Professor Surico: defence spending could spur innovation - if Europe gets it right
LBS’s Professor Paolo Surico says Europe’s defence boom will spur growth only if it fuels innovation, not just arms production

“Higher defence spending can boost productivity and long-term growth — but only if the money fuels innovation, not inflation,” says London Business School’s Professor Paolo Surico in Will higher defence spending boost the European economy? (FT, 5 November 2025)
Surico’s research into fiscal policy and industrial productivity finds that an increase in military spending worth 1 per cent of GDP could lift output by up to 2 per cent over time, provided it is channelled into research and development rather than traditional procurement. “US defence investment has long powered technologies like GPS and nuclear energy,” he explains. “Europe’s challenge is to ensure today’s rearmament delivers similar spillovers rather than simply raising prices.”
European governments are dramatically expanding their defence budgets in response to Russia’s invasion of Ukraine and shifting US priorities. Germany plans to spend €650bn between 2025 and 2029, while the UK is preparing a decade-long ramp-up worth £36bn a year, according to the Institute for Fiscal Studies.

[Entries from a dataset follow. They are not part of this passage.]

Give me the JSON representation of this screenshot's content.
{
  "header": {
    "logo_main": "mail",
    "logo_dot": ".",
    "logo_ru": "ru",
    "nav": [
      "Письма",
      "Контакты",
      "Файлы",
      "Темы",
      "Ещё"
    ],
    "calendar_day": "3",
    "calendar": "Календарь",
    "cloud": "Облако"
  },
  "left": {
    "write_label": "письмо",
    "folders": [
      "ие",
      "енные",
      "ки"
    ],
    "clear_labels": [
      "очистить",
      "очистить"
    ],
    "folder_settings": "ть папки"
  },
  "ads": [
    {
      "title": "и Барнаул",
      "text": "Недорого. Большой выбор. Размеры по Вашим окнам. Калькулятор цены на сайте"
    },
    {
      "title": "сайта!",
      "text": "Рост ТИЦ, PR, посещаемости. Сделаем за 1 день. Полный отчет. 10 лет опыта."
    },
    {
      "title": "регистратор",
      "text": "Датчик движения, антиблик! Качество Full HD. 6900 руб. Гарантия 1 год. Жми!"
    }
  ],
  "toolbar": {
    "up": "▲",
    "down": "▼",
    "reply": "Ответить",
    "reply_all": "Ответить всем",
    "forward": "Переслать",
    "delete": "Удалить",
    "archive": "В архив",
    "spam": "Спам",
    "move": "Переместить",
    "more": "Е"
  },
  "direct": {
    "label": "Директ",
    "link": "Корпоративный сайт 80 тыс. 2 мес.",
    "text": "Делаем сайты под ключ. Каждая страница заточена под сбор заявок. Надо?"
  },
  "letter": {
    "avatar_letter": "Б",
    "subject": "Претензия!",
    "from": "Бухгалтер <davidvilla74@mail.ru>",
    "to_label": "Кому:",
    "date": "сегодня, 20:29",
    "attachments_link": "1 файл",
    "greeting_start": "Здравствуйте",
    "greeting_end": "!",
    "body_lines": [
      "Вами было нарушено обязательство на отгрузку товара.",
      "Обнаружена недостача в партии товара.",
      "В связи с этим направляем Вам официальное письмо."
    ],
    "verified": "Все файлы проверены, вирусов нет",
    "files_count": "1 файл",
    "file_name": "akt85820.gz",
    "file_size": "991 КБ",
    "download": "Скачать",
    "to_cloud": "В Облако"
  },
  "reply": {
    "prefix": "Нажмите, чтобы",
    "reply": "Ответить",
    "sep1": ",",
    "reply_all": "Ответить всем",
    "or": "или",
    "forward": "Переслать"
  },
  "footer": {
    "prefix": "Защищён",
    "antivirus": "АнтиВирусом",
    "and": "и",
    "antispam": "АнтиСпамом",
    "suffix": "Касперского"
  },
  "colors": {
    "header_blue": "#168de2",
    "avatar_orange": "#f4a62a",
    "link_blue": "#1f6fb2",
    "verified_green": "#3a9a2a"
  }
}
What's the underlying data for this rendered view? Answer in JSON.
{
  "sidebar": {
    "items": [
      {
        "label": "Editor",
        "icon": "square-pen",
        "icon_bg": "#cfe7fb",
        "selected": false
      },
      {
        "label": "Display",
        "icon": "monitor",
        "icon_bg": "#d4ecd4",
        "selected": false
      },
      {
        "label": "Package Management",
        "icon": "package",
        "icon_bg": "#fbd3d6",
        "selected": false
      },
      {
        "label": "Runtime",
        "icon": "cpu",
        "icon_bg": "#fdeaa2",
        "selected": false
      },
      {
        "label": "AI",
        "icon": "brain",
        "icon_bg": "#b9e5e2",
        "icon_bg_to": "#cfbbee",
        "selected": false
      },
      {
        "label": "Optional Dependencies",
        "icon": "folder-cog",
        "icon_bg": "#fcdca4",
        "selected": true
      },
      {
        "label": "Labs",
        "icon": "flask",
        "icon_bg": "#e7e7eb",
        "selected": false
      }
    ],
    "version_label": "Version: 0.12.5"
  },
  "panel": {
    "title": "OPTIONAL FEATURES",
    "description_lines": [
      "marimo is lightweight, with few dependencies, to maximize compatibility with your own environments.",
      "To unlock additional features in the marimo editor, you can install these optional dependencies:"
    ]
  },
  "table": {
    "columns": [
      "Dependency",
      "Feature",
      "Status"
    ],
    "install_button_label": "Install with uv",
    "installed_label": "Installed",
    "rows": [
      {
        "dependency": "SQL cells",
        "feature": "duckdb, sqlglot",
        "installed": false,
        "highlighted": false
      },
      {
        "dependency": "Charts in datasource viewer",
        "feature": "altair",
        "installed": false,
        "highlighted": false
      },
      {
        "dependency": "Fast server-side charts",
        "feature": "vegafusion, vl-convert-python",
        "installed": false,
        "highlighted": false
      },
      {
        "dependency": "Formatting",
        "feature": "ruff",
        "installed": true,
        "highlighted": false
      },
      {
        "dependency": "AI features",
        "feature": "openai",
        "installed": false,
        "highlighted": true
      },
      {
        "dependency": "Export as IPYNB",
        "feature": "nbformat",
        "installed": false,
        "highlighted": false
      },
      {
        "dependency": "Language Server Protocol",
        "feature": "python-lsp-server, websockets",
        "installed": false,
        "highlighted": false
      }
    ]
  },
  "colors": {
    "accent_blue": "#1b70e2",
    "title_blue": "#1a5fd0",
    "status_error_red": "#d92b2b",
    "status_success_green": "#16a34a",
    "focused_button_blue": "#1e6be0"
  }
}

The potential upside is clear: regions such as Barrow-in-Furness in northern England and Saarland in western Germany - both scarred by decades of deindustrialisation - are now seeing a revival of shipyards and arms manufacturing. BAE Systems and Rolls-Royce are hiring thousands to meet new submarine contracts, while missile-maker Diehl Defence is expanding in small German towns once reliant on car making.
But the risk, warns Surico, is that Europe’s defence boom could stop at the factory gate. His analysis shows that defence-related R&D across the EU currently stands at just 0.04per cent of GDP, compared with 0.62per cent in the US, where venture capital and start-ups play a far greater role. “If Europe wants growth, it needs to shift more procurement to small, high-tech firms working on dual-use technologies,” he says, rather than relying solely on multinationals such as BAE and Airbus.

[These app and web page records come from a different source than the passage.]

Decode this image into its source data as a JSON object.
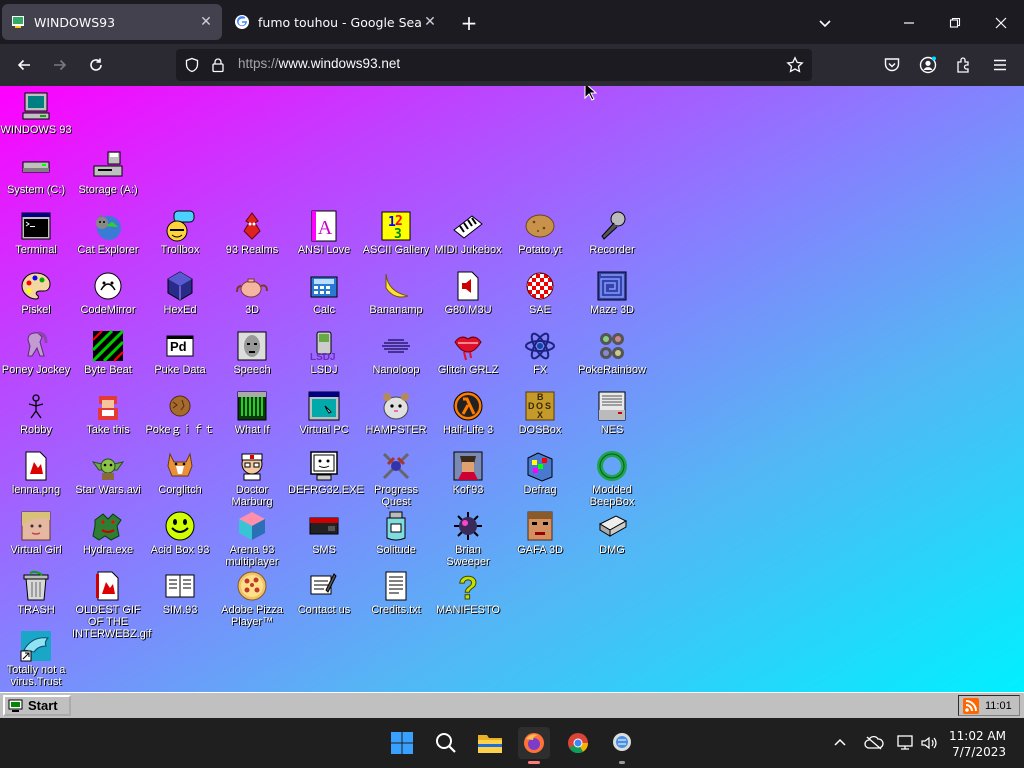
{
  "browser": {
    "tabs": [
      {
        "title": "WINDOWS93",
        "active": true
      },
      {
        "title": "fumo touhou - Google Search",
        "active": false
      }
    ],
    "url_protocol": "https://",
    "url_host": "www.windows93.net"
  },
  "desktop": {
    "icons": [
      {
        "label": "WINDOWS 93",
        "icon": "computer-icon"
      },
      {
        "label": "System (C:)",
        "icon": "drive-icon"
      },
      {
        "label": "Storage (A:)",
        "icon": "floppy-drive-icon"
      },
      {
        "label": "Terminal",
        "icon": "terminal-icon"
      },
      {
        "label": "Cat Explorer",
        "icon": "cat-globe-icon"
      },
      {
        "label": "Trollbox",
        "icon": "trollbox-icon"
      },
      {
        "label": "93 Realms",
        "icon": "realms-icon"
      },
      {
        "label": "ANSI Love",
        "icon": "ansi-icon"
      },
      {
        "label": "ASCII Gallery",
        "icon": "ascii-icon"
      },
      {
        "label": "MIDI Jukebox",
        "icon": "piano-icon"
      },
      {
        "label": "Potato.yt",
        "icon": "potato-icon"
      },
      {
        "label": "Recorder",
        "icon": "microphone-icon"
      },
      {
        "label": "Piskel",
        "icon": "palette-icon"
      },
      {
        "label": "CodeMirror",
        "icon": "codemirror-icon"
      },
      {
        "label": "HexEd",
        "icon": "hex-cube-icon"
      },
      {
        "label": "3D",
        "icon": "teapot-icon"
      },
      {
        "label": "Calc",
        "icon": "calculator-icon"
      },
      {
        "label": "Bananamp",
        "icon": "banana-icon"
      },
      {
        "label": "G80.M3U",
        "icon": "audio-file-icon"
      },
      {
        "label": "SAE",
        "icon": "ball-icon"
      },
      {
        "label": "Maze 3D",
        "icon": "maze-icon"
      },
      {
        "label": "Poney Jockey",
        "icon": "pony-icon"
      },
      {
        "label": "Byte Beat",
        "icon": "bytebeat-icon"
      },
      {
        "label": "Puke Data",
        "icon": "pd-icon"
      },
      {
        "label": "Speech",
        "icon": "speech-face-icon"
      },
      {
        "label": "LSDJ",
        "icon": "lsdj-icon"
      },
      {
        "label": "Nanoloop",
        "icon": "nanoloop-icon"
      },
      {
        "label": "Glitch GRLZ",
        "icon": "lips-icon"
      },
      {
        "label": "FX",
        "icon": "atom-icon"
      },
      {
        "label": "PokeRainbow",
        "icon": "pokerainbow-icon"
      },
      {
        "label": "Robby",
        "icon": "stickman-icon"
      },
      {
        "label": "Take this",
        "icon": "take-this-icon"
      },
      {
        "label": "Pokeｇｉｆｔ",
        "icon": "pokegift-icon"
      },
      {
        "label": "What If",
        "icon": "whatif-icon"
      },
      {
        "label": "Virtual PC",
        "icon": "virtual-pc-icon"
      },
      {
        "label": "HAMPSTER",
        "icon": "hamster-icon"
      },
      {
        "label": "Half-Life 3",
        "icon": "lambda-icon"
      },
      {
        "label": "DOSBox",
        "icon": "dosbox-icon"
      },
      {
        "label": "NES",
        "icon": "nes-icon"
      },
      {
        "label": "lenna.png",
        "icon": "image-file-icon"
      },
      {
        "label": "Star Wars.avi",
        "icon": "yoda-icon"
      },
      {
        "label": "Corglitch",
        "icon": "corgi-icon"
      },
      {
        "label": "Doctor Marburg",
        "icon": "doctor-icon"
      },
      {
        "label": "DEFRG32.EXE",
        "icon": "defrag-monitor-icon"
      },
      {
        "label": "Progress Quest",
        "icon": "swords-icon"
      },
      {
        "label": "Kof'93",
        "icon": "fighter-icon"
      },
      {
        "label": "Defrag",
        "icon": "defrag-icon"
      },
      {
        "label": "Modded BeepBox",
        "icon": "ring-icon"
      },
      {
        "label": "Virtual Girl",
        "icon": "virtual-girl-icon"
      },
      {
        "label": "Hydra.exe",
        "icon": "hydra-icon"
      },
      {
        "label": "Acid Box 93",
        "icon": "smiley-icon"
      },
      {
        "label": "Arena 93 multiplayer",
        "icon": "cube-icon"
      },
      {
        "label": "SMS",
        "icon": "sms-icon"
      },
      {
        "label": "Solitude",
        "icon": "solitude-icon"
      },
      {
        "label": "Brian Sweeper",
        "icon": "mine-icon"
      },
      {
        "label": "GAFA 3D",
        "icon": "doomguy-icon"
      },
      {
        "label": "DMG",
        "icon": "dmg-icon"
      },
      {
        "label": "TRASH",
        "icon": "trash-icon"
      },
      {
        "label": "OLDEST GIF OF THE INTERWEBZ.gif",
        "icon": "gif-file-icon"
      },
      {
        "label": "SIM.93",
        "icon": "sim-icon"
      },
      {
        "label": "Adobe Pizza Player™",
        "icon": "pizza-icon"
      },
      {
        "label": "Contact us",
        "icon": "contact-icon"
      },
      {
        "label": "Credits.txt",
        "icon": "text-file-icon"
      },
      {
        "label": "MANIFESTO",
        "icon": "question-icon"
      },
      {
        "label": "Totally not a virus.Trust",
        "icon": "dolphin-icon"
      }
    ]
  },
  "w93_taskbar": {
    "start_label": "Start",
    "tray_time": "11:01"
  },
  "win_taskbar": {
    "time": "11:02 AM",
    "date": "7/7/2023"
  }
}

The UK government has pledged to raise direct spending with SMEs to £7.5bn by 2028, and new “defence growth deals” worth £250m aim to revive cities including Cardiff, Glasgow and Sheffield. Yet many start-ups complain that slow-moving procurement and complex contracting still favour large incumbents.
Ultimately, Surico argues, the question is not whether defence spending will boost Europe’s GDP, but what kind of growth it will deliver. “If the goal is short-term stimulus, there are faster ways,” he notes. “But if Europe treats defence innovation as a platform for new technologies and skills, it could be transformative.”
As the continent retools its industrial base, his message is simple: “Spend smarter, not just more.”
The Long-Run Effects of Government Spending, published in American Economic Review (Juan Antolin-Diaz and Paolo Surico, London Business School and CEPR, 2024), finds that public expenditure can stimulate economic activities in the medium term whenever its composition is tilted towards R&D, as it is during military conflicts. However, the study also finds that a significant increase in public R&D can have long-lasting effects on output and productivity even when it is not directly associated with war spending.